Science and Technology (S&T) Directorate

  • Public Safety Wireless Communications program – Sub-project: Wearable Alert and Monitoring System – The WAMS is composed of wearable devices called sensor nodes that connect to Internet of Things (IoT) sensors, as well as controller software that works with both local and remote artificial intelligence agents in the cloud to provide on demand communication and computing based on first responders’ needs. The overall PSWC program is allocated $5.7M in FY 2020.
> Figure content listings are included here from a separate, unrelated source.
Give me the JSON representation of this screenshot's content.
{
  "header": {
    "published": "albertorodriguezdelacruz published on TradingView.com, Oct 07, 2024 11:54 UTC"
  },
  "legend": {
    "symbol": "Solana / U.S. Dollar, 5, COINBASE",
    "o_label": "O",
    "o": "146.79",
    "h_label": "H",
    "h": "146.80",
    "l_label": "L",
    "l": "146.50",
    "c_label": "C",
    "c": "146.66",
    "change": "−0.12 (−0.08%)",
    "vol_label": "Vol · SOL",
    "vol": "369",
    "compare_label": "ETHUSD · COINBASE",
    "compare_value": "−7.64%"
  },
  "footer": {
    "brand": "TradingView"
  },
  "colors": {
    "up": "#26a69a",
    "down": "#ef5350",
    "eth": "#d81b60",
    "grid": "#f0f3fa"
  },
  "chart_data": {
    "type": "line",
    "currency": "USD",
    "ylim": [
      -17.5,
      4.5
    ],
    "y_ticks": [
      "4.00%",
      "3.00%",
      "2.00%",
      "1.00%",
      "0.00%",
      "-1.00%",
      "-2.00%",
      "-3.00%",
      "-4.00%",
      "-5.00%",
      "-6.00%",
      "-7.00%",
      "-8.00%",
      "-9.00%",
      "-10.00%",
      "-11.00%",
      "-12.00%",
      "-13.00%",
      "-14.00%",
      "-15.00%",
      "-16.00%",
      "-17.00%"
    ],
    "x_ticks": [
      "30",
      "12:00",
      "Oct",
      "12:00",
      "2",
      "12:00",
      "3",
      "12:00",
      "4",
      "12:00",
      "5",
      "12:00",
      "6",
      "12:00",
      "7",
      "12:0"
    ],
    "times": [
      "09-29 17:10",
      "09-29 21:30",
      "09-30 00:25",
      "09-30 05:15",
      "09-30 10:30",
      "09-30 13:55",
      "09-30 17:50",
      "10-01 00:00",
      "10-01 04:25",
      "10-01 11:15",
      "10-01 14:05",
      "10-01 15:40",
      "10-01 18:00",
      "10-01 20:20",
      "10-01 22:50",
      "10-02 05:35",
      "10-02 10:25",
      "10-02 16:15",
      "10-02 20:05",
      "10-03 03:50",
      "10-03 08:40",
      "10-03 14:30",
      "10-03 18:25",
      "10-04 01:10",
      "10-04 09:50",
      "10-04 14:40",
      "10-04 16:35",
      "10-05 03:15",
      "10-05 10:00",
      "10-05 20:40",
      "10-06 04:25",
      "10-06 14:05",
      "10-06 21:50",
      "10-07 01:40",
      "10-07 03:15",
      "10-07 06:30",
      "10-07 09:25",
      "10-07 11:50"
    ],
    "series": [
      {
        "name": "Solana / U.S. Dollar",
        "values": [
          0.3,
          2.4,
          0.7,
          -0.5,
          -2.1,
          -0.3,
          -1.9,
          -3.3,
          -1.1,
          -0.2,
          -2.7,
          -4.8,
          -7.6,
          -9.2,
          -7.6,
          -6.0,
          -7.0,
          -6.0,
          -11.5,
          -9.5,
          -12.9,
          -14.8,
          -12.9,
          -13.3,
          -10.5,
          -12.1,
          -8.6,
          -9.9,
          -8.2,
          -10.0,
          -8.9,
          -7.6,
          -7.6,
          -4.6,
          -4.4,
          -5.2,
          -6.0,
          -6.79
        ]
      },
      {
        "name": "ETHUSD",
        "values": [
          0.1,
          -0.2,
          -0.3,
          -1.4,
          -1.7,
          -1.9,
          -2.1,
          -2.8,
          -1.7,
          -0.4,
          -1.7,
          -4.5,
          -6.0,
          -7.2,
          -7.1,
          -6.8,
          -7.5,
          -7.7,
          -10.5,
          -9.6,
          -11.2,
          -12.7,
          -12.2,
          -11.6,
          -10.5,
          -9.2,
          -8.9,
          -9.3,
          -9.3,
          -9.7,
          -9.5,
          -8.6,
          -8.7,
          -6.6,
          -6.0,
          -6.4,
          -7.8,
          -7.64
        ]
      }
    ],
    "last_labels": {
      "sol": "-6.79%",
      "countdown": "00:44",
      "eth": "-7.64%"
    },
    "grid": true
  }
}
  • Research Supporting Public Safety Broadband Implementation – Sub-project: Artificial intelligence /Artificial General Intelligence Integration – The project focuses on the integration of machine learning technologies with existing networks and associated capabilities to address public safety’s most pressing needs. Total program funding for FY 2020 is $5M spread across 4 sub-projects.

  • Flood program – Sub-project: New products from high performance computing and artificial intelligence –  Apply computer learning technologies and facial recognition algorithms to the development of a national inventory of structures database for flood-prone areas, especially for identified FEMA Special Flood Hazard Areas; SFHAs, including type of structure, elevation, tax assessment, ownership and other relevant data. Work with private sector companies to investigate the feasibility of transitioning the national structures inventory to become a commercial product that supports flood and other disaster insurance underwriting. Total program for FY 2020 is $5M spread across 7 sub-projects.

  • Data Analytics Technology Center (DA-TC) – The center provides an agile core technical service that helps DHS to adapt and leverage growing data sets and rapidly evolving technologies, including social media, live streaming, real-time analytics, machine learning and artificial intelligence. Established in FY 2016, DA-TC receives $10.4M in the FY 2020 budget.

  • Office for Interoperability and Compatibility Technology Center (OIC-TC) – The center conducts R&D to improve interoperable emergency communications. Planned FY 2020 milestones include researching edge-computing device to readily share Artificial Intelligence (AI)-infused data, e.g., body-worn camera video, physiological sensor and environmental sensor. Such device shall provide intelligent fusion of wearable sensor data and share alerts with localized user if disconnected from network as well as networked users using available connections. The center receives $2.7M in project funding for FY 2020.

  • People Screening program – The program includes an FY 2020 milestone of evaluating the technical feasibility of repurposing commercially available IoT sensors, wearable technologies, and machine learning to improve people screening operational measurement accuracy, precision, and reliability as well as officer situational awareness. This program receives $3.5M in FY 2020.

  • Next Generation First Responder program – This program plans to conduct an experiment to assess how the Assistant for Understanding Data through Reasoning, Extraction, and sYnthesis (AUDREY) artificial intelligence and data analytics capabilities can enhance paramedic decision-making and help improve patient outcomes. The program has $4.5M in current FY 2019 budget with a planned completion timeline of Q3 of FY 2019, however it is possible that funding could be extended into FY 2020 or that related work could be incorporated into related future efforts.

Countering Weapons Mass Destruction (CWMD) Office

  • The Detection Capability Development (DCD) program – sub-project: Enhanced Radiological Nuclear Inspection and Evaluation (ERNIE) – This project is an advanced machine learning (ML) approach to analyze radiation scans for improved threat detection. The total DCD program receives $33M for FY 2020, of which ERNIE receives a portion.